Vortex Identification from Local Properties of the Vorticity Field

It has been broadly acknowledged that vortex detection algorithms, usually based on linear-algebraic properties of the velocity gradient tensor, can be plagued with severe shortcomings and may become, in practical terms, dependent on the choice of subjective threshold parameters in their implementations. In two-dimensions, a large class of standard vortex identification prescriptions turn out to be equivalent to the "swirling strength criterion" ($\lambda_{ci}$-criterion), which is critically revisited in this work. We classify the instances where the accuracy of the $\lambda_{ci}$-criterion is affected by nonlinear superposition effects and propose an alternative vortex detection scheme based on the local curvature properties of the vorticity graph $(x,y,\omega)$ -- the "vorticity curvature criterion" ($\lambda_\omega$-criterion) -- which improves over the results obtained with the $\lambda_{ci}$-criterion in controlled Monte-Carlo tests. We show that the $\lambda_\omega$-criterion is able to cope with strong shear effects, if a subtraction of the mean velocity field background is performed, in the spirit of the Reynolds decomposition procedure.

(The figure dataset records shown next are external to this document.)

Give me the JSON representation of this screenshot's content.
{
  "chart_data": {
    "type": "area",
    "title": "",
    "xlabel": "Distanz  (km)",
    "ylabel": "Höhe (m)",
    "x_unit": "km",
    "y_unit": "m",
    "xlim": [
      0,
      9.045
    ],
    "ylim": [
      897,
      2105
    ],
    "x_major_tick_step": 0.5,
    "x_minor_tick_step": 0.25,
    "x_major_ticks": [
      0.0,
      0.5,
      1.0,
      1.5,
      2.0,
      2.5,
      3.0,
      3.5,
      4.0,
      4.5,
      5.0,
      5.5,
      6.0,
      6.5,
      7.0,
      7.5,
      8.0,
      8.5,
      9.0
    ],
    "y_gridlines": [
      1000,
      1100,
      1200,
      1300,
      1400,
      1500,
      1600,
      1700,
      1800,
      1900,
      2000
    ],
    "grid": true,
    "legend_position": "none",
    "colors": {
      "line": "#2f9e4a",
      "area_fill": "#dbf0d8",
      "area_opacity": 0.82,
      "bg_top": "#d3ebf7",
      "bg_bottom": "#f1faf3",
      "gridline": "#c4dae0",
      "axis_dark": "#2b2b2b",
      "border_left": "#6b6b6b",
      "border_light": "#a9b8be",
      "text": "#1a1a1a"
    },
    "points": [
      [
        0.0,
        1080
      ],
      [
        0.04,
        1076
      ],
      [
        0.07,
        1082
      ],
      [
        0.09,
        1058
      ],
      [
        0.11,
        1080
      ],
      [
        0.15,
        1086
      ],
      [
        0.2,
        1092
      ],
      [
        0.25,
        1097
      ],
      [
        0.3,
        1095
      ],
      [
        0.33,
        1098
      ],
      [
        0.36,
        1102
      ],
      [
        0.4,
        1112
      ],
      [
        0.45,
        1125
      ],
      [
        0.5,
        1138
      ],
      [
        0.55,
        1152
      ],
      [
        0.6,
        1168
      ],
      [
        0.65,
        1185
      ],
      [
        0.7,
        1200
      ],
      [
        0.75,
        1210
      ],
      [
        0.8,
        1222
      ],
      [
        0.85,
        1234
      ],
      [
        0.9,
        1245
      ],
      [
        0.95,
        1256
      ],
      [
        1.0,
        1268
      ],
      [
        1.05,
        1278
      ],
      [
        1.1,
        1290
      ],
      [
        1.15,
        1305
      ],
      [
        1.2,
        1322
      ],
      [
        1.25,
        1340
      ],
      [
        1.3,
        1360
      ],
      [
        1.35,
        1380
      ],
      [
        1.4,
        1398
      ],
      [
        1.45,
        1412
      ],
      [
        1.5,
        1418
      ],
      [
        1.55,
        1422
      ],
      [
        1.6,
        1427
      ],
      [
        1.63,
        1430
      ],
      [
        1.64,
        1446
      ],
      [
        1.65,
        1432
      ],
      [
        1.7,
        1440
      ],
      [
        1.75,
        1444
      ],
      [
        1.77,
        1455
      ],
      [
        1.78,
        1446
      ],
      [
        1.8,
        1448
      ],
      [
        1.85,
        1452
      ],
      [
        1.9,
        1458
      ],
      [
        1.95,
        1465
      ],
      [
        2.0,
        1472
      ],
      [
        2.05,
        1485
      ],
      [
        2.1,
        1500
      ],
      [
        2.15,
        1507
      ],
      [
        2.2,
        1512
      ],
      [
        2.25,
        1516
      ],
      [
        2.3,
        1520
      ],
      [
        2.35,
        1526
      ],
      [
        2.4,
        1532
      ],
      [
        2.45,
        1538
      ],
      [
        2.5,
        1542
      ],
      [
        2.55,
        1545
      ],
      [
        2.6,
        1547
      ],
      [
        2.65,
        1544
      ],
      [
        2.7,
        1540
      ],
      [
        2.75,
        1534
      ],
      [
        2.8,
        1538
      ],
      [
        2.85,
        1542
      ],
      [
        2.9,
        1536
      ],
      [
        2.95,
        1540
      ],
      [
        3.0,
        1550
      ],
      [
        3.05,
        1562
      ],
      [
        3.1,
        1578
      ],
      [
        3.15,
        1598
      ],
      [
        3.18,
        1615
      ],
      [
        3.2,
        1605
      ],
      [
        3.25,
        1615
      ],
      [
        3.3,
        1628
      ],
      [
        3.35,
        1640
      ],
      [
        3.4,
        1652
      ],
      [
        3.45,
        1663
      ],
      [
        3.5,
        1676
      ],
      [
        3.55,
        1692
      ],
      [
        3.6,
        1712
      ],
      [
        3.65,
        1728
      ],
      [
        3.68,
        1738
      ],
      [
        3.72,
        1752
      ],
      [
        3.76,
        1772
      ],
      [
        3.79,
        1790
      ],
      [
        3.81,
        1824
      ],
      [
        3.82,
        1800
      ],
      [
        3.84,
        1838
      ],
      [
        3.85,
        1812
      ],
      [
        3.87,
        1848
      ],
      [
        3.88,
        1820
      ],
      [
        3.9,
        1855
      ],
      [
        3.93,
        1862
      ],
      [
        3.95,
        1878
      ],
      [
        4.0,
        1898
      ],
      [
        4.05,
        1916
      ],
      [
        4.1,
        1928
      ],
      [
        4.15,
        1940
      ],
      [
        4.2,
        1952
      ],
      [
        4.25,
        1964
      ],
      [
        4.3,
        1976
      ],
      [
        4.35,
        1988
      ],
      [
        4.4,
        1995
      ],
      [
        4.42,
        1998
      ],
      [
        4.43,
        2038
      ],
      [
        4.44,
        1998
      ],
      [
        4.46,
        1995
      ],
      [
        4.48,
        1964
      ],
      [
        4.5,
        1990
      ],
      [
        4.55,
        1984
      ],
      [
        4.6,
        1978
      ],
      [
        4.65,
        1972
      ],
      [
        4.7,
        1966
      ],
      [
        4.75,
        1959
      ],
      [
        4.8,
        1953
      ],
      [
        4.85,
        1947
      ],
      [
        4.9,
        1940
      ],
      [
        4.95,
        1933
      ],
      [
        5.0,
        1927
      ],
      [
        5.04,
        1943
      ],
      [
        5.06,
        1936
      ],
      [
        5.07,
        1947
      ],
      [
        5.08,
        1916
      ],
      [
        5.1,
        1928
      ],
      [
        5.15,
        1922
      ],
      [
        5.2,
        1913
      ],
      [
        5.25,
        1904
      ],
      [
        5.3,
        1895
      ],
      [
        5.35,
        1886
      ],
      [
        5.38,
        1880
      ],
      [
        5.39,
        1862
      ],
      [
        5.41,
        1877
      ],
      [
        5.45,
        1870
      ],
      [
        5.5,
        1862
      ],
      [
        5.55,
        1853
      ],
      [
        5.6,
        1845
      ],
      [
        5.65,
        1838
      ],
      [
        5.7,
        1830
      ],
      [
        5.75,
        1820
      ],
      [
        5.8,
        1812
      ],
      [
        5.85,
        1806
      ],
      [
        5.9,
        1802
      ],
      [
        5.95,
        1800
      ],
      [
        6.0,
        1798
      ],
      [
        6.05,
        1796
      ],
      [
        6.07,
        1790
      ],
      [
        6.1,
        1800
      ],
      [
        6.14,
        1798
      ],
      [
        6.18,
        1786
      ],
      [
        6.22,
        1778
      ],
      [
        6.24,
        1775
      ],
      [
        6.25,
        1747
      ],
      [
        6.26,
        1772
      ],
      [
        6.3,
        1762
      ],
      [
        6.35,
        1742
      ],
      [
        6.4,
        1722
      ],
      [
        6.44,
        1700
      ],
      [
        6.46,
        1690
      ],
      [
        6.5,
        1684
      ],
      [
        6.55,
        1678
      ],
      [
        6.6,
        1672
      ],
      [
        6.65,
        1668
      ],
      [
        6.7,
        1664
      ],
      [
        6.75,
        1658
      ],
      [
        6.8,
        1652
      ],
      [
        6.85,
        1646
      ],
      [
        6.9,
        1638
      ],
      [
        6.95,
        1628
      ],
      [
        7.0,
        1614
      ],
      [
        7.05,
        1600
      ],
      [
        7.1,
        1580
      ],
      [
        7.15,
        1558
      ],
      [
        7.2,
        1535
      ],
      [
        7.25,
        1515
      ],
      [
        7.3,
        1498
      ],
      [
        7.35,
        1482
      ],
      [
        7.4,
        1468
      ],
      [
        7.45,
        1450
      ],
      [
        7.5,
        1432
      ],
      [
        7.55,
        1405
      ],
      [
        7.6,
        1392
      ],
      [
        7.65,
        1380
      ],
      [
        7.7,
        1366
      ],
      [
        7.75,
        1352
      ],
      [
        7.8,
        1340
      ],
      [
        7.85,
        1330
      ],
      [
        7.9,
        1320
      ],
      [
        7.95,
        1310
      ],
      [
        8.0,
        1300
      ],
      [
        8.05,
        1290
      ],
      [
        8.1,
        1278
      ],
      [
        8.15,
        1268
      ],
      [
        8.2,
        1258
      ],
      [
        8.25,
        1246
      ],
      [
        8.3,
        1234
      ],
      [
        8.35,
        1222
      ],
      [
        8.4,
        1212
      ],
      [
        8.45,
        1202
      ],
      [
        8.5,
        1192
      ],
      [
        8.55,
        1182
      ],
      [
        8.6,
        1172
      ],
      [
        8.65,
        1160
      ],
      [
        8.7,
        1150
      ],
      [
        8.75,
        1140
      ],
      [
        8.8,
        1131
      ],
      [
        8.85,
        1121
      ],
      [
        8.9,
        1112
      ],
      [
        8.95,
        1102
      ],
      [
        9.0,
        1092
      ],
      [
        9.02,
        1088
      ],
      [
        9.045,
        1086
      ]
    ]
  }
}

A realistic comparative study for vortex identification is then carried out for a direct numerical simulation (DNS) of a turbulent channel flow, including a three-dimensional extension of the $\lambda_\omega$-criterion. In contrast to the $\lambda_{ci}$-criterion, the $\lambda_\omega$-criterion indicates in a consistent way the existence of small scale isotropic turbulent fluctuations in the logarithmic layer, in consonance with long-standing assumptions commonly taken in turbulent boundary layer phenomenology.